Zorgenix, meanwhile, has already been bought by pharma firm UCB for $1.9 billion in 2022 to add to its portfolio. Since Fintepla was their only major drug, that’s roughly its market value.
Expensive and Slow
The treatment of Dravet syndrome illustrates some of the absurdities of pharmaceutical economics through two illustrative examples. As of 2018, a drug named Epidiolex displayed some seizure mitigation. But it also carries an annual cost of $32,500. It is only reimbursed by certain states, so public fundraisers for sick children are being done in this case as well. What’s the point? Epidiolex is the commercial name for … cannabidiol.
Do not stop reading! Yes, I know. In our country, the wonders of CBD are mainly presented by playmates and Instagram rappers, who also use CBD to summon resurrection. But the treatment of epileptic seizures is the first and (if my research is correct) one of the only sanctioned applications for CBD in both the US and the EU. Treatment is allowed from 2 years of age.
So, if one seeks a medically endorsed extract from the cannabis plant, complete with official approval, it entails a cost of €30,000 annually. The reasons are exactly the same as I have described above. Weed is weed and medicine is medicine. The difference between the two is 15 years in prison and EUR 30,000 in the wallet.
The problem can therefore be summarised as follows. We have a very expensive and lengthy regulatory need to demonstrate the efficacy and safety of a medicine in various situations. This results in exclusive rights that make competition impossible.
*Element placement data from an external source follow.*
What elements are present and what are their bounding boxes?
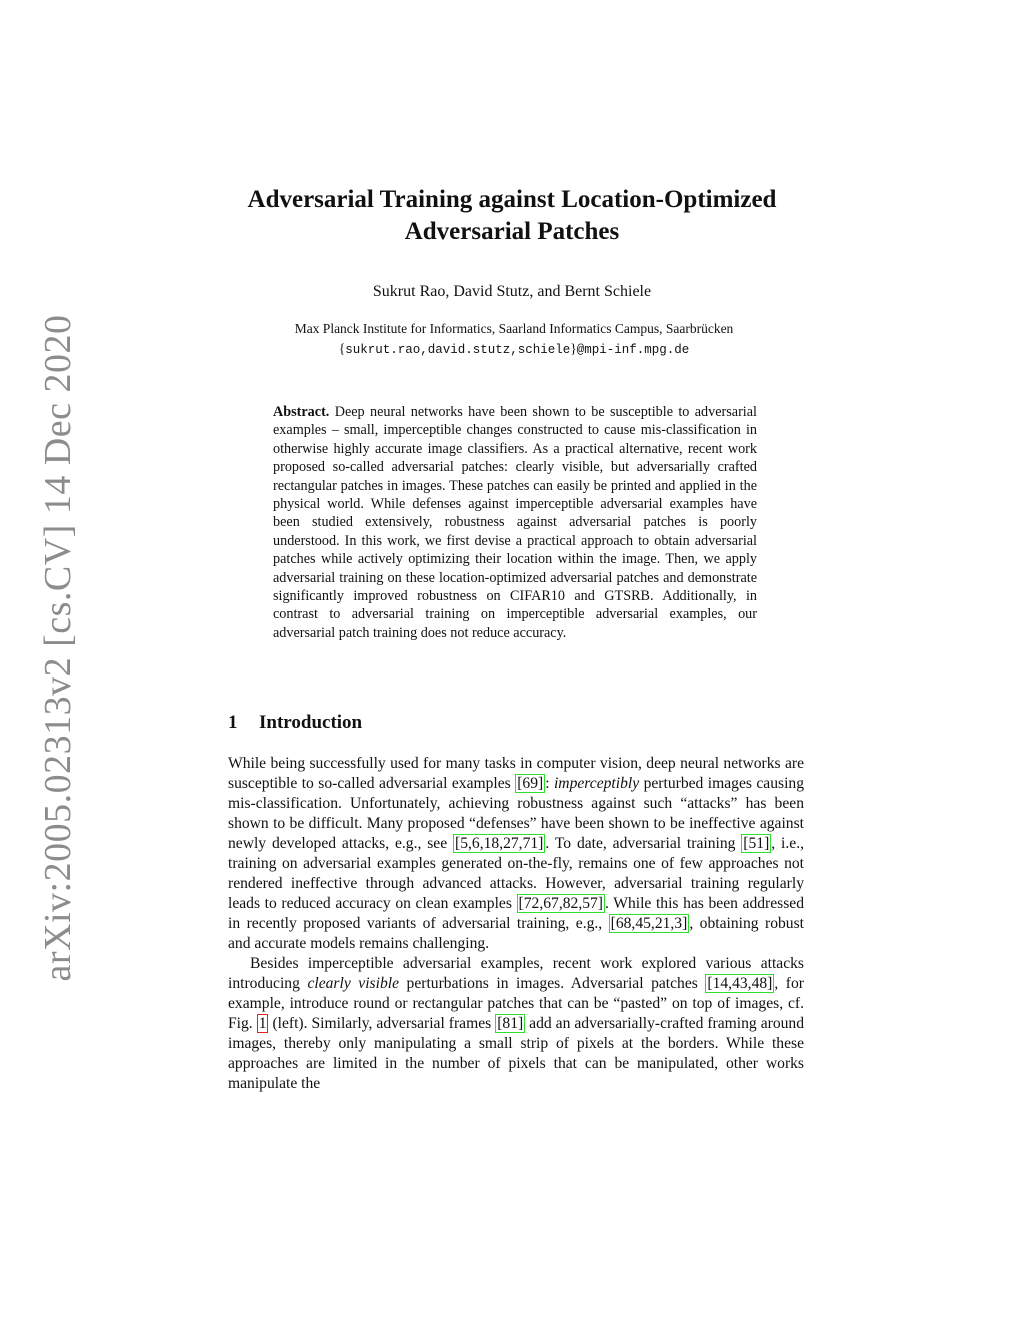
text-run: While being successfully used for many tasks in computer vision, deep neural networks are susceptible to so-called adversarial examples — [228, 755, 804, 792]
text-run: . While this has been addressed in recently proposed variants of adversarial training, e.g., — [228, 895, 805, 932]
text-run: perturbations in images. Adversarial patches — [399, 975, 706, 992]
citation-link[interactable]: [51] — [743, 835, 770, 852]
email-users: sukrut.rao,david.stutz,schiele — [345, 343, 571, 357]
text-run: . To date, adversarial training — [545, 835, 742, 852]
text-run: , obtaining robust and accurate models remains challenging. — [228, 915, 804, 952]
citation-link[interactable]: [68,45,21,3] — [610, 915, 688, 932]
title-line-2: Adversarial Patches — [404, 218, 620, 245]
section-number: 1 — [228, 712, 238, 733]
brace-open: { — [338, 341, 346, 356]
emphasis: imperceptibly — [553, 775, 640, 792]
text-run: Besides imperceptible adversarial examples, recent work explored various attacks introducing — [228, 955, 804, 992]
text-run: : — [545, 775, 554, 792]
affiliation-block — [0, 319, 1024, 360]
citation-link[interactable]: [69] — [517, 775, 544, 792]
brace-close: } — [570, 341, 577, 356]
text-run: , i.e., training on adversarial examples generated on-the-fly, remains one of few approaches not rendered ineffective through advanced attacks. However, adversarial training regularly leads to reduced accuracy on clean examples — [228, 835, 804, 912]
email-domain: @mpi-inf.mpg.de — [576, 343, 690, 357]
email-line — [0, 339, 1024, 360]
text-run: perturbed images causing mis-classification. Unfortunately, achieving robustness against such “attacks” has been shown to be difficult. Many proposed “defenses” have been shown to be ineffective against newly developed attacks, e.g., see — [228, 775, 805, 852]
affiliation: Max Planck Institute for Informatics, Saarland Informatics Campus, Saarbrücken — [294, 321, 734, 336]
citation-link[interactable]: [81] — [497, 1015, 524, 1032]
paragraph-1 — [228, 754, 804, 954]
citation-link[interactable]: [5,6,18,27,71] — [455, 835, 544, 852]
abstract-label: Abstract. — [273, 404, 330, 420]
body-text — [228, 754, 804, 1094]
emphasis: clearly visible — [307, 975, 399, 992]
author-list: Sukrut Rao, David Stutz, and Bernt Schiele — [372, 283, 652, 300]
title-line-1: Adversarial Training against Location-Optimized — [247, 186, 777, 213]
paragraph-2 — [228, 954, 804, 1094]
text-run: add an adversarially-crafted framing around images, thereby only manipulating a small strip of pixels at the borders. While these approaches are limited in the number of pixels that can be manipulated, other works manipulate the — [228, 1015, 805, 1092]
section-title: Introduction — [259, 712, 363, 733]
text-run: (left). Similarly, adversarial frames — [268, 1015, 496, 1032]
paper-title — [0, 184, 1024, 248]
text-run: , for example, introduce round or rectangular patches that can be “pasted” on top of images, cf. Fig. — [228, 975, 804, 1032]
citation-link[interactable]: [72,67,82,57] — [518, 895, 604, 912]
citation-link[interactable]: [14,43,48] — [707, 975, 773, 992]
abstract-text: Deep neural networks have been shown to be susceptible to adversarial examples – small, imperceptible changes constructed to cause mis-classification in otherwise highly accurate image classifiers. As a practical alternative, recent work proposed so-called adversarial patches: clearly visible, but adversarially crafted rectangular patches in images. These patches can easily be printed and applied in the physical world. While defenses against imperceptible adversarial examples have been studied extensively, robustness against adversarial patches is poorly understood. In this work, we first devise a practical approach to obtain adversarial patches while actively optimizing their location within the image. Then, we apply adversarial training on these location-optimized adversarial patches and demonstrate significantly improved robustness on CIFAR10 and GTSRB. Additionally, in contrast to adversarial training on imperceptible adversarial examples, our adversarial patch training does not reduce accuracy. — [273, 404, 757, 641]
arxiv-identifier: arXiv:2005.02313v2 [cs.CV] 14 Dec 2020 — [37, 314, 79, 982]
abstract — [273, 403, 757, 642]
figure-ref-link[interactable]: 1 — [258, 1015, 267, 1032]
section-heading — [228, 712, 362, 734]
There is no competition even on the demand side, the ‘purchase’ of a medicine is not decided by the preferences and options of patients, but mostly by a pharmacoeconomic analysis of the medicine combined with price negotiations between the regulator and the rights holder. As a result, even old and simple medicines are sold at gigantic prices.
How to get out of this? I will not reveal that in this text. Not due to reluctance, but due to my own lack of knowledge. If I were a world regulator with divine power, I would put a reset and let the system grow up on different rules. But that cannot be done. We live in a world where only piecemeal changes can be made, which will always hurt someone, somewhere.
Yet, I am sure that, even in this world, there must be more efficient ways of getting at least the medicines that were not here yesterday to patients in difficult conditions quickly and cheaply. Even at the cost of accepting some degree of uncertainty and risk.